The human evaluation of the explanations is presented in Fig. 5. Overall, both approaches were rated positively, being perceived as clear, correct, useful, relevant, understandable, trustworthy, and relatively complete. A notable descriptive difference emerged with respect to simplicity: SPM was rated as simpler, whereas the ML approach was considered more complex and exhibited greater variability in participants’ ratings. However, no statistically significant differences between the two approaches for any attribute in the semantic differential were observed (p > 0.05).

Experts rated the similarity between the SPM and ML approaches on a Likert scale, yielding a median score of 3.75 (median absolute deviation = 0.25). This indicates a relatively high level of perceived agreement between the two approaches. Regarding subjective preferences, 43.48% of the expert ratings favored the ML approach with SHAP explanations, followed by the SPM approach (34.78%) and the side-by-side presentation of both approaches (17.39%). Only 4.35% of ratings indicated no preference for any of the presented approaches.

Discussion

Both the SPM and ML approaches were able to detect outliers within plantar pressure data, but the ML approach outperformed the SPM approach in all evaluated metrics. Specifically, the ML model achieved an F1 score of 0.99 ± 0.00 and an MCC of 0.96 ± 0.01, compared to F1 = 0.93 ± 0.01 and MCC = 0.78 ± 0.02 for the SPM approach (research question 1). The dataset contained both real and synthetically generated outliers; however, performance estimates remained nearly unchanged when synthetic outliers were excluded from the test sets, suggesting that their inclusion did not bias the evaluation. This aligns with the nature of the task: the model learns to detect systematic structural or procedural abnormalities, such as missing regions or inverted orientation, rather than memorizing subject-specific plantar pressure characteristics. Consequently, the synthetic outliers appear to provide a practical means of ensuring sufficient representation of rare error types.

These results demonstrate the superior performance of the ML approach for outlier detection in this dataset. The observed differences in accuracy likely stem from the fundamentally different ways in which each approach interprets deviations. Within our dataset, clinically relevant but non-anomalous cases exist that exhibit substantial pixel-wise differences due to underlying pathological conditions or biomechanical adaptations. While these variations are clinically meaningful, they do not constitute technical errors or procedural inconsistencies. SPM is highly sensitive to localized, pixel-level variations and relies on precise normalization for rotation, scale, and anatomical landmarks to ensure that corresponding pixels accurately represent the same plantar region across subjects¹⁷. Although our proposed alignment procedure performed well visually, residual misalignments may have disproportionately affected SPM’s classification performance.

This limitation is especially pronounced for pathological yet valid plantar pressure samples, where alignment with a normative reference plantar pressure distribution is challenging or even infeasible. For example, optimally registering a foot with Hallux Valgus to a normative template is nearly impossible, as either the hallux protrudes beyond the reference region or pressure voids appear where tissue is normally present. As a result, pathologic inliers were more often misclassified as outliers with the SPM approach due to their pixel-wise deviations from normative plantar pressure patterns. Regarding false negatives in the SPM approach, these largely arose from samples in outlier class 4 (Incorrect Side Annotation). This outcome may reflect the fact that lateral feet are relatively similar, and lateral differences are often localized and subtle. As a result, even when the lateral side is incorrectly labeled, the SPM approach may still interpret the sample as conforming to the normative dataset for that side, leading to misclassification.

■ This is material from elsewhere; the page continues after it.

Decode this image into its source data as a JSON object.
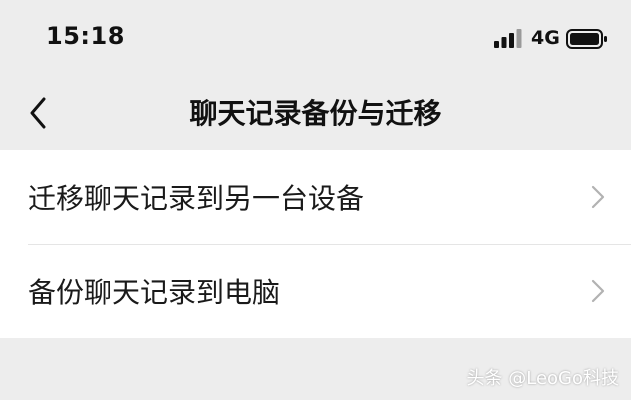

The lowest label accuracy for the ML approach was observed for the outlier class General Acquisition Error, with 5.4% of the samples predominantly being wrongly classified as valid. A possible explanation is the class’s inherent heterogeneity—ranging from subjects wearing shoes to instances with only partial plantar pressure data. Though combining these diverse characteristics into a single class was intended to boost sample size, it may have inadvertently compromised accuracy. Similar problems have been documented in other domains, such as medical imaging, where hidden stratification—arising from unrecognized heterogeneity within a class—has significantly reduced model performance⁵². Consequently, as the sample size of this outlier category grows, subdividing it into more homogeneous subclasses may enable finer-grained classification and improve outlier detection performance.

Overall, the two approaches were rated similarly on most attributes of the semantic differential, being generally rated positively across the dimensions, including clarity, correctness, usefulness, relevance, understandability, trustworthiness, and perceived completeness (research question 2). While the aggregated ratings suggest that experts generally found the explanations aligned with domain knowledge, individual cases reveal occasional differences in ratings, showing that full agreement with expert logic was not achieved for every sample. Nonetheless, the generally high usefulness ratings imply that both approaches could support expert understanding of the classification process, potentially facilitating interpretation of how specific features or regions contribute to model decisions. Taken together, these findings provide preliminary evidence that both approaches generate explanations that are interpretable and relevant from an expert perspective, though further investigation is needed to confirm the extent and robustness of this alignment.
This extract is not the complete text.